Word of the Day: Glee

Word of the Day

Today’s word of the day, courtesy of the Old English Wordhord app, is glee. According to dictionary.com, glee has two definitions: 1. “open delight or pleasure; exultant joy; exultation”; and 2. “an unaccompanied part song for three or more voices, popular especially in the 18th century.” But it is a good bit more complicated than that when you look at the history of the word. In fact, the word that actually appeared on the Wordhord app was glīw-word, which means “word of a song, song, or poem.”

According to etymonline.com, glee comes from “Old English gliu, gliw, gleow ‘entertainment, mirth (usually implying music); jest, play, sport,’ also ‘music’ and ‘mockery,’ presumably from a Proto-Germanic *gleujam but absent in other Germanic languages except for the rare Old Norse gly ‘joy;’ probably related to the group of Germanic words in gl- with senses of ‘shining; smooth; radiant; joyful’ (compare glad), from PIE root *ghel- (2) ‘to shine.’” The website says that in Old English it was a “poetry word” but that it become obsolete sometime between1500 and 1700: “it somehow found its way back to currency late 18c. In Old English, an entertainer was a gleeman (female gleo-mægden).” Just a reminder, the * before a word from Proto-IndoEuropean (PIE) or from Proto-Germanic means that we do not have direct evidence, like a document, with that word; the word has been reconstructed based upon linguistic principles.

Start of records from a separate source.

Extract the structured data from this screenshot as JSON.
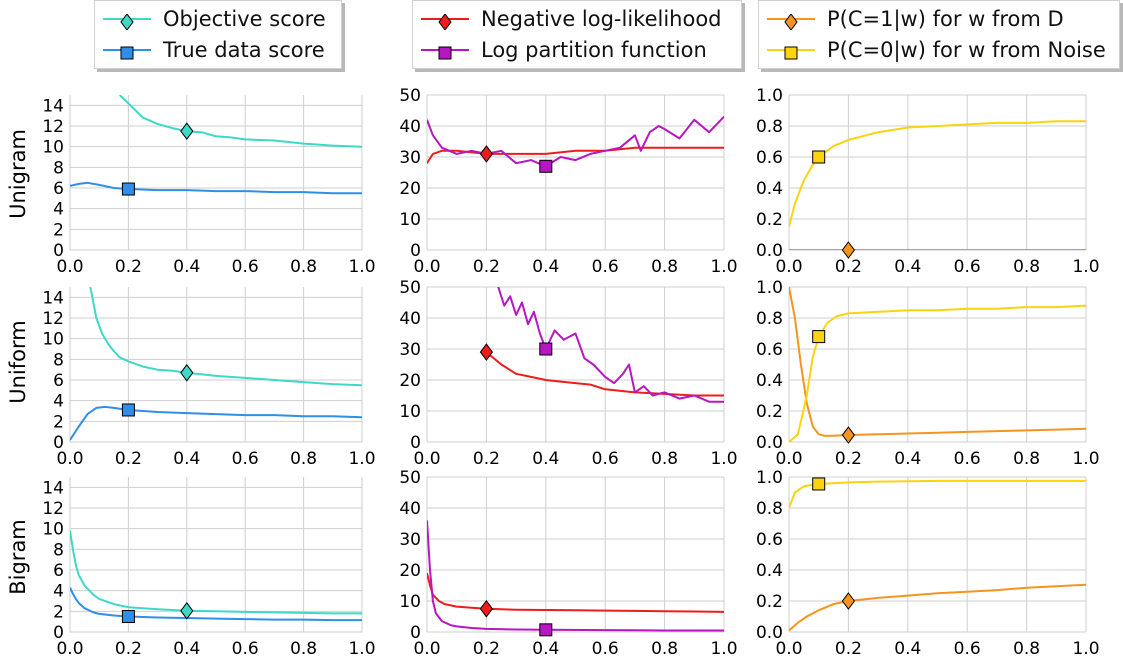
{
  "legends": [
    {
      "items": [
        {
          "label": "Objective score",
          "color": "#3ed9c6",
          "marker": "diamond"
        },
        {
          "label": "True data score",
          "color": "#2f8fe8",
          "marker": "square"
        }
      ]
    },
    {
      "items": [
        {
          "label": "Negative log-likelihood",
          "color": "#ee1c1c",
          "marker": "diamond"
        },
        {
          "label": "Log partition function",
          "color": "#b816c2",
          "marker": "square"
        }
      ]
    },
    {
      "items": [
        {
          "label": "P(C=1|w) for w from D",
          "color": "#f5941e",
          "marker": "diamond"
        },
        {
          "label": "P(C=0|w) for w from Noise",
          "color": "#fbd40e",
          "marker": "square"
        }
      ]
    }
  ],
  "row_labels": [
    "Unigram",
    "Uniform",
    "Bigram"
  ],
  "chart_data": [
    {
      "type": "line",
      "row": "Unigram",
      "col": 1,
      "xlim": [
        0,
        1
      ],
      "ylim": [
        0,
        15
      ],
      "xticks": [
        "0.0",
        "0.2",
        "0.4",
        "0.6",
        "0.8",
        "1.0"
      ],
      "yticks": [
        "0",
        "2",
        "4",
        "6",
        "8",
        "10",
        "12",
        "14"
      ],
      "grid": true,
      "series": [
        {
          "name": "Objective score",
          "color": "#3ed9c6",
          "marker": "diamond",
          "marker_x": 0.4,
          "x": [
            0.17,
            0.2,
            0.25,
            0.3,
            0.35,
            0.4,
            0.45,
            0.5,
            0.55,
            0.6,
            0.7,
            0.8,
            0.9,
            1.0
          ],
          "y": [
            15,
            14.2,
            12.8,
            12.2,
            11.8,
            11.5,
            11.4,
            11.0,
            10.9,
            10.7,
            10.6,
            10.3,
            10.1,
            10.0
          ]
        },
        {
          "name": "True data score",
          "color": "#2f8fe8",
          "marker": "square",
          "marker_x": 0.2,
          "x": [
            0.0,
            0.03,
            0.06,
            0.1,
            0.15,
            0.2,
            0.3,
            0.4,
            0.5,
            0.6,
            0.7,
            0.8,
            0.9,
            1.0
          ],
          "y": [
            6.2,
            6.4,
            6.5,
            6.3,
            6.0,
            5.9,
            5.8,
            5.8,
            5.7,
            5.7,
            5.6,
            5.6,
            5.5,
            5.5
          ]
        }
      ]
    },
    {
      "type": "line",
      "row": "Unigram",
      "col": 2,
      "xlim": [
        0,
        1
      ],
      "ylim": [
        0,
        50
      ],
      "xticks": [
        "0.0",
        "0.2",
        "0.4",
        "0.6",
        "0.8",
        "1.0"
      ],
      "yticks": [
        "0",
        "10",
        "20",
        "30",
        "40",
        "50"
      ],
      "grid": true,
      "series": [
        {
          "name": "Negative log-likelihood",
          "color": "#ee1c1c",
          "marker": "diamond",
          "marker_x": 0.2,
          "x": [
            0.0,
            0.02,
            0.05,
            0.1,
            0.2,
            0.3,
            0.4,
            0.5,
            0.6,
            0.7,
            0.8,
            0.9,
            1.0
          ],
          "y": [
            28,
            31,
            32,
            32,
            31,
            31,
            31,
            32,
            32,
            33,
            33,
            33,
            33
          ]
        },
        {
          "name": "Log partition function",
          "color": "#b816c2",
          "marker": "square",
          "marker_x": 0.4,
          "x": [
            0.0,
            0.02,
            0.05,
            0.1,
            0.15,
            0.2,
            0.25,
            0.3,
            0.35,
            0.4,
            0.45,
            0.5,
            0.55,
            0.6,
            0.65,
            0.7,
            0.72,
            0.75,
            0.78,
            0.8,
            0.85,
            0.9,
            0.95,
            1.0
          ],
          "y": [
            42,
            37,
            33,
            31,
            32,
            31,
            32,
            28,
            29,
            27,
            30,
            29,
            31,
            32,
            33,
            37,
            32,
            38,
            40,
            39,
            36,
            42,
            38,
            43
          ]
        }
      ]
    },
    {
      "type": "line",
      "row": "Unigram",
      "col": 3,
      "xlim": [
        0,
        1
      ],
      "ylim": [
        0,
        1
      ],
      "xticks": [
        "0.0",
        "0.2",
        "0.4",
        "0.6",
        "0.8",
        "1.0"
      ],
      "yticks": [
        "0.0",
        "0.2",
        "0.4",
        "0.6",
        "0.8",
        "1.0"
      ],
      "grid": true,
      "series": [
        {
          "name": "P(C=1|w) for w from D",
          "color": "#f5941e",
          "marker": "diamond",
          "marker_x": 0.2,
          "x": [
            0.0,
            0.2,
            0.4,
            0.6,
            0.8,
            1.0
          ],
          "y": [
            0.0,
            0.0,
            0.0,
            0.0,
            0.0,
            0.0
          ]
        },
        {
          "name": "P(C=0|w) for w from Noise",
          "color": "#fbd40e",
          "marker": "square",
          "marker_x": 0.1,
          "x": [
            0.0,
            0.02,
            0.05,
            0.08,
            0.1,
            0.15,
            0.2,
            0.3,
            0.4,
            0.5,
            0.6,
            0.7,
            0.8,
            0.9,
            1.0
          ],
          "y": [
            0.15,
            0.3,
            0.45,
            0.55,
            0.6,
            0.67,
            0.71,
            0.76,
            0.79,
            0.8,
            0.81,
            0.82,
            0.82,
            0.83,
            0.83
          ]
        }
      ]
    },
    {
      "type": "line",
      "row": "Uniform",
      "col": 1,
      "xlim": [
        0,
        1
      ],
      "ylim": [
        0,
        15
      ],
      "xticks": [
        "0.0",
        "0.2",
        "0.4",
        "0.6",
        "0.8",
        "1.0"
      ],
      "yticks": [
        "0",
        "2",
        "4",
        "6",
        "8",
        "10",
        "12",
        "14"
      ],
      "grid": true,
      "series": [
        {
          "name": "Objective score",
          "color": "#3ed9c6",
          "marker": "diamond",
          "marker_x": 0.4,
          "x": [
            0.07,
            0.09,
            0.11,
            0.13,
            0.15,
            0.17,
            0.2,
            0.25,
            0.3,
            0.35,
            0.4,
            0.5,
            0.6,
            0.7,
            0.8,
            0.9,
            1.0
          ],
          "y": [
            15,
            12,
            10.5,
            9.5,
            8.8,
            8.2,
            7.8,
            7.3,
            7.0,
            6.9,
            6.7,
            6.4,
            6.2,
            6.0,
            5.8,
            5.6,
            5.5
          ]
        },
        {
          "name": "True data score",
          "color": "#2f8fe8",
          "marker": "square",
          "marker_x": 0.2,
          "x": [
            0.0,
            0.03,
            0.06,
            0.09,
            0.12,
            0.15,
            0.2,
            0.3,
            0.4,
            0.5,
            0.6,
            0.7,
            0.8,
            0.9,
            1.0
          ],
          "y": [
            0.2,
            1.5,
            2.7,
            3.3,
            3.4,
            3.3,
            3.1,
            2.9,
            2.8,
            2.7,
            2.6,
            2.6,
            2.5,
            2.5,
            2.4
          ]
        }
      ]
    },
    {
      "type": "line",
      "row": "Uniform",
      "col": 2,
      "xlim": [
        0,
        1
      ],
      "ylim": [
        0,
        50
      ],
      "xticks": [
        "0.0",
        "0.2",
        "0.4",
        "0.6",
        "0.8",
        "1.0"
      ],
      "yticks": [
        "0",
        "10",
        "20",
        "30",
        "40",
        "50"
      ],
      "grid": true,
      "series": [
        {
          "name": "Negative log-likelihood",
          "color": "#ee1c1c",
          "marker": "diamond",
          "marker_x": 0.2,
          "x": [
            0.19,
            0.2,
            0.25,
            0.3,
            0.35,
            0.4,
            0.45,
            0.5,
            0.55,
            0.6,
            0.7,
            0.8,
            0.9,
            1.0
          ],
          "y": [
            30,
            29,
            25,
            22,
            21,
            20,
            19.5,
            19,
            18.5,
            17,
            16,
            15.5,
            15,
            15
          ]
        },
        {
          "name": "Log partition function",
          "color": "#b816c2",
          "marker": "square",
          "marker_x": 0.4,
          "x": [
            0.24,
            0.26,
            0.28,
            0.3,
            0.32,
            0.34,
            0.36,
            0.38,
            0.4,
            0.43,
            0.46,
            0.5,
            0.53,
            0.56,
            0.6,
            0.63,
            0.66,
            0.68,
            0.7,
            0.73,
            0.76,
            0.8,
            0.85,
            0.9,
            0.95,
            1.0
          ],
          "y": [
            50,
            44,
            47,
            41,
            45,
            38,
            42,
            35,
            30,
            36,
            33,
            35,
            27,
            25,
            21,
            19,
            22,
            25,
            16,
            18,
            15,
            16,
            14,
            15,
            13,
            13
          ]
        }
      ]
    },
    {
      "type": "line",
      "row": "Uniform",
      "col": 3,
      "xlim": [
        0,
        1
      ],
      "ylim": [
        0,
        1
      ],
      "xticks": [
        "0.0",
        "0.2",
        "0.4",
        "0.6",
        "0.8",
        "1.0"
      ],
      "yticks": [
        "0.0",
        "0.2",
        "0.4",
        "0.6",
        "0.8",
        "1.0"
      ],
      "grid": true,
      "series": [
        {
          "name": "P(C=1|w) for w from D",
          "color": "#f5941e",
          "marker": "diamond",
          "marker_x": 0.2,
          "x": [
            0.0,
            0.02,
            0.04,
            0.06,
            0.08,
            0.1,
            0.12,
            0.15,
            0.2,
            0.3,
            0.4,
            0.5,
            0.6,
            0.7,
            0.8,
            0.9,
            1.0
          ],
          "y": [
            1.0,
            0.8,
            0.5,
            0.25,
            0.1,
            0.05,
            0.04,
            0.04,
            0.045,
            0.05,
            0.055,
            0.06,
            0.065,
            0.07,
            0.075,
            0.08,
            0.085
          ]
        },
        {
          "name": "P(C=0|w) for w from Noise",
          "color": "#fbd40e",
          "marker": "square",
          "marker_x": 0.1,
          "x": [
            0.0,
            0.03,
            0.06,
            0.08,
            0.1,
            0.13,
            0.16,
            0.2,
            0.3,
            0.4,
            0.5,
            0.6,
            0.7,
            0.8,
            0.9,
            1.0
          ],
          "y": [
            0.0,
            0.05,
            0.3,
            0.55,
            0.68,
            0.77,
            0.81,
            0.83,
            0.84,
            0.85,
            0.85,
            0.86,
            0.86,
            0.87,
            0.87,
            0.88
          ]
        }
      ]
    },
    {
      "type": "line",
      "row": "Bigram",
      "col": 1,
      "xlim": [
        0,
        1
      ],
      "ylim": [
        0,
        15
      ],
      "xticks": [
        "0.0",
        "0.2",
        "0.4",
        "0.6",
        "0.8",
        "1.0"
      ],
      "yticks": [
        "0",
        "2",
        "4",
        "6",
        "8",
        "10",
        "12",
        "14"
      ],
      "grid": true,
      "series": [
        {
          "name": "Objective score",
          "color": "#3ed9c6",
          "marker": "diamond",
          "marker_x": 0.4,
          "x": [
            0.0,
            0.01,
            0.02,
            0.03,
            0.05,
            0.08,
            0.1,
            0.15,
            0.2,
            0.3,
            0.4,
            0.5,
            0.6,
            0.7,
            0.8,
            0.9,
            1.0
          ],
          "y": [
            9.8,
            8.0,
            6.5,
            5.5,
            4.5,
            3.6,
            3.2,
            2.7,
            2.4,
            2.2,
            2.05,
            2.0,
            1.95,
            1.9,
            1.85,
            1.8,
            1.8
          ]
        },
        {
          "name": "True data score",
          "color": "#2f8fe8",
          "marker": "square",
          "marker_x": 0.2,
          "x": [
            0.0,
            0.01,
            0.02,
            0.03,
            0.05,
            0.08,
            0.1,
            0.15,
            0.2,
            0.3,
            0.4,
            0.5,
            0.6,
            0.7,
            0.8,
            0.9,
            1.0
          ],
          "y": [
            4.3,
            3.7,
            3.2,
            2.8,
            2.3,
            1.9,
            1.75,
            1.6,
            1.5,
            1.4,
            1.35,
            1.3,
            1.25,
            1.2,
            1.2,
            1.15,
            1.15
          ]
        }
      ]
    },
    {
      "type": "line",
      "row": "Bigram",
      "col": 2,
      "xlim": [
        0,
        1
      ],
      "ylim": [
        0,
        50
      ],
      "xticks": [
        "0.0",
        "0.2",
        "0.4",
        "0.6",
        "0.8",
        "1.0"
      ],
      "yticks": [
        "0",
        "10",
        "20",
        "30",
        "40",
        "50"
      ],
      "grid": true,
      "series": [
        {
          "name": "Negative log-likelihood",
          "color": "#ee1c1c",
          "marker": "diamond",
          "marker_x": 0.2,
          "x": [
            0.0,
            0.01,
            0.02,
            0.04,
            0.06,
            0.1,
            0.15,
            0.2,
            0.3,
            0.4,
            0.5,
            0.6,
            0.7,
            0.8,
            0.9,
            1.0
          ],
          "y": [
            19,
            15,
            12,
            10,
            9,
            8.2,
            7.8,
            7.5,
            7.2,
            7.1,
            7.0,
            6.9,
            6.8,
            6.7,
            6.6,
            6.5
          ]
        },
        {
          "name": "Log partition function",
          "color": "#b816c2",
          "marker": "square",
          "marker_x": 0.4,
          "x": [
            0.0,
            0.01,
            0.02,
            0.03,
            0.05,
            0.08,
            0.1,
            0.15,
            0.2,
            0.3,
            0.4,
            0.6,
            0.8,
            1.0
          ],
          "y": [
            36,
            20,
            10,
            6,
            3.5,
            2.2,
            1.8,
            1.3,
            1.0,
            0.8,
            0.7,
            0.6,
            0.5,
            0.5
          ]
        }
      ]
    },
    {
      "type": "line",
      "row": "Bigram",
      "col": 3,
      "xlim": [
        0,
        1
      ],
      "ylim": [
        0,
        1
      ],
      "xticks": [
        "0.0",
        "0.2",
        "0.4",
        "0.6",
        "0.8",
        "1.0"
      ],
      "yticks": [
        "0.0",
        "0.2",
        "0.4",
        "0.6",
        "0.8",
        "1.0"
      ],
      "grid": true,
      "series": [
        {
          "name": "P(C=1|w) for w from D",
          "color": "#f5941e",
          "marker": "diamond",
          "marker_x": 0.2,
          "x": [
            0.0,
            0.03,
            0.06,
            0.1,
            0.15,
            0.2,
            0.3,
            0.4,
            0.5,
            0.6,
            0.7,
            0.8,
            0.9,
            1.0
          ],
          "y": [
            0.01,
            0.06,
            0.1,
            0.14,
            0.18,
            0.2,
            0.22,
            0.235,
            0.25,
            0.26,
            0.27,
            0.285,
            0.295,
            0.305
          ]
        },
        {
          "name": "P(C=0|w) for w from Noise",
          "color": "#fbd40e",
          "marker": "square",
          "marker_x": 0.1,
          "x": [
            0.0,
            0.02,
            0.05,
            0.1,
            0.15,
            0.2,
            0.3,
            0.5,
            0.7,
            0.9,
            1.0
          ],
          "y": [
            0.8,
            0.9,
            0.94,
            0.955,
            0.96,
            0.965,
            0.97,
            0.975,
            0.975,
            0.975,
            0.975
          ]
        }
      ]
    }
  ]
}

In addition to what it says about the Old English background of glee, etymonline says, “Glee club (1814) is from the secondary sense of ‘musical composition for three or more solo voices, unaccompanied, in contrasting movement’ (1650s), a form of musical entertainment that flourished 1760-1830.” When I was in high school, “Glee Club” is what the school called the chorus. At the time, I just assumed that it meant people who bring gladness to others through song. I had no idea that a glee was a song and that the word actually dated from the Old English period.

Another word connected to the PIE *ghel- is the English word glad, which comes from Old English glæd. But the Old English has a stronger sense than the modern word; it means “’bright, shining, gleaming; joyous; pleasant, gracious,’” according to etymonline.com, which says further, “Apparently the notion is of being radiant with joy; the modern sense ‘feeling pleasure or satisfaction’ is much weakened.” Semantic weakening is a linguistic phenomenon (also called semantic bleaching, semantic loss, and semantic reduction, among other things. Philip Durkin says that the phenomenon occurs “where the semantic content of a word becomes reduced as the grammatical content increases, for instance in the development of intensifiers such as awfully, terribly, horribly (e.g. awfully late, awfully big, awfully small) or pretty (pretty good, pretty bad . . .)” (The Oxford Guide to Etymology. Oxford University Press, 2009). So the bright joyousness of Old English glæd has become, “Glad to meet you.”